君を好きになるって、はじめからわかってた。

「次は、これだ!」

 青柳くんが、張り切って決めて、辿り着いたのはジェットコースター。
 遊園地の定番といえば定番だけど……私……乗れない!!
 っていうか、乗り物全般ムリ!!
 結菜は知ってるから良かったんだけど……どうしよう。
 さっきまで乗ったのでギブなのに、これはさすがに息絶えそう。


 

 結局、断れなかった私は直角に上がる機体に緊張する。
 怖いとかそんなんじゃなくて……。
 
 ガタン……頂上に着いた途端、機体が急降下する。

 いやー!!!!!!!!!!
 出る! 出る! 腸が口から出る!
 気持ち悪い!
 お腹の下がゾワゾワするー!



「やっぱ、サイコー!!」

 地上に足がつくと、無邪気にはしゃぐ青柳くんに何もいえず、ベンチの脇に座りパンフレットを広げる。

 気持ち悪い……。
 とにかく、もうムリだよ。
 私の定番は……あった!
 ゴーカートに、お化け屋敷。
 あっ、巨大迷路とかできたんだ!
 後で、行きたいなぁ。
 っていうか、もう乗り物以外なら何でもいい。

「先輩、次はどこ行きたい?」
「えっ? 決めていいの?」
「もちろん」
「じゃ、お化け屋敷とか……?」
「へぇ~、意外。
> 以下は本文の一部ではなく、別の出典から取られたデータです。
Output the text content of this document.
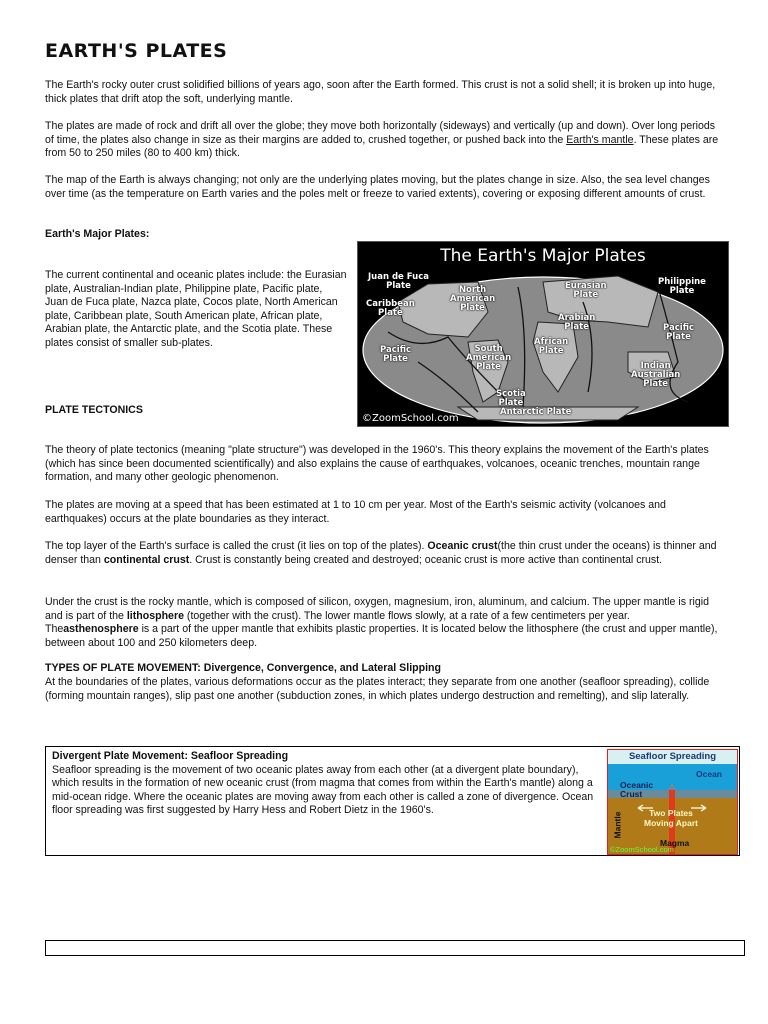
EARTH'S PLATES

The Earth's rocky outer crust solidified billions of years ago, soon after the Earth formed. This crust is not a solid shell; it is broken up into huge, thick plates that drift atop the soft, underlying mantle.

The plates are made of rock and drift all over the globe; they move both horizontally (sideways) and vertically (up and down). Over long periods of time, the plates also change in size as their margins are added to, crushed together, or pushed back into the Earth's mantle. These plates are from 50 to 250 miles (80 to 400 km) thick.

The map of the Earth is always changing; not only are the underlying plates moving, but the plates change in size. Also, the sea level changes over time (as the temperature on Earth varies and the poles melt or freeze to varied extents), covering or exposing different amounts of crust.

Earth's Major Plates:

The current continental and oceanic plates include: the Eurasian plate, Australian-Indian plate, Philippine plate, Pacific plate, Juan de Fuca plate, Nazca plate, Cocos plate, North American plate, Caribbean plate, South American plate, African plate, Arabian plate, the Antarctic plate, and the Scotia plate. These plates consist of smaller sub-plates.

The Earth's Major Plates
Juan de Fuca
Plate	North
American
Plate
Caribbean
Plate
Eurasian
Plate
Arabian
Plate
Philippine
Plate
Pacific
Plate
Pacific
Plate
South
American
Plate
African
Plate
Indian
Australian
Plate
Scotia
Plate
Antarctic Plate
©ZoomSchool.com

PLATE TECTONICS

The theory of plate tectonics (meaning "plate structure") was developed in the 1960's. This theory explains the movement of the Earth's plates (which has since been documented scientifically) and also explains the cause of earthquakes, volcanoes, oceanic trenches, mountain range formation, and many other geologic phenomenon.

The plates are moving at a speed that has been estimated at 1 to 10 cm per year. Most of the Earth's seismic activity (volcanoes and earthquakes) occurs at the plate boundaries as they interact.

The top layer of the Earth's surface is called the crust (it lies on top of the plates). Oceanic crust(the thin crust under the oceans) is thinner and denser than continental crust. Crust is constantly being created and destroyed; oceanic crust is more active than continental crust.

Under the crust is the rocky mantle, which is composed of silicon, oxygen, magnesium, iron, aluminum, and calcium. The upper mantle is rigid and is part of the lithosphere (together with the crust). The lower mantle flows slowly, at a rate of a few centimeters per year. Theasthenosphere is a part of the upper mantle that exhibits plastic properties. It is located below the lithosphere (the crust and upper mantle), between about 100 and 250 kilometers deep.

TYPES OF PLATE MOVEMENT: Divergence, Convergence, and Lateral Slipping

At the boundaries of the plates, various deformations occur as the plates interact; they separate from one another (seafloor spreading), collide (forming mountain ranges), slip past one another (subduction zones, in which plates undergo destruction and remelting), and slip laterally.

Divergent Plate Movement: Seafloor Spreading
Seafloor spreading is the movement of two oceanic plates away from each other (at a divergent plate boundary), which results in the formation of new oceanic crust (from magma that comes from within the Earth's mantle) along a mid-ocean ridge. Where the oceanic plates are moving away from each other is called a zone of divergence. Ocean floor spreading was first suggested by Harry Hess and Robert Dietz in the 1960's.
Seafloor Spreading
Ocean
Oceanic
Crust
Two Plates
Moving Apart
Mantle
Magma
©ZoomSchool.com
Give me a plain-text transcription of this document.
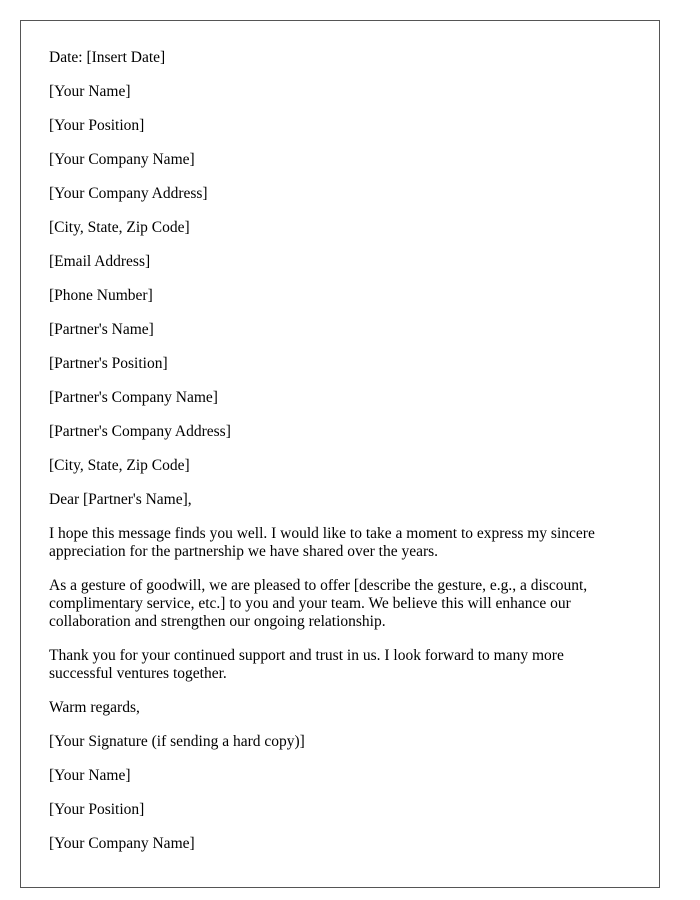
Date: [Insert Date]
[Your Name]
[Your Position]
[Your Company Name]
[Your Company Address]
[City, State, Zip Code]
[Email Address]
[Phone Number]
[Partner's Name]
[Partner's Position]
[Partner's Company Name]
[Partner's Company Address]
[City, State, Zip Code]
Dear [Partner's Name],
I hope this message finds you well. I would like to take a moment to express my sincere appreciation for the partnership we have shared over the years.
As a gesture of goodwill, we are pleased to offer [describe the gesture, e.g., a discount, complimentary service, etc.] to you and your team. We believe this will enhance our collaboration and strengthen our ongoing relationship.
Thank you for your continued support and trust in us. I look forward to many more successful ventures together.
Warm regards,
[Your Signature (if sending a hard copy)]
[Your Name]
[Your Position]
[Your Company Name]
じゃ行こっか」

 あれ? 冷静に考えてお化け屋敷ってよかったかな?
 


「キャー!」

 前のグループの女の子が、悲鳴をあげてる。
 女の子といえば、やっぱりあんな感じなんだろうけど……私は……。


─────────────────────

「キャー!」
「このレーザーで感知して、あれが動くんだ」  
 
 結菜の横で私は毎回、お化け屋敷の仕組みを解説してる。
 過去に1度、生身の幽霊役ばかりのお化け屋敷に入って以来、機械だらけのお化け屋敷に恐怖を感じなくなった。

─────────────────────

 そして今になって 、青柳くんとお化け屋敷に入ったことを後悔してる。
 女の子らしくないって、どうなんだろう。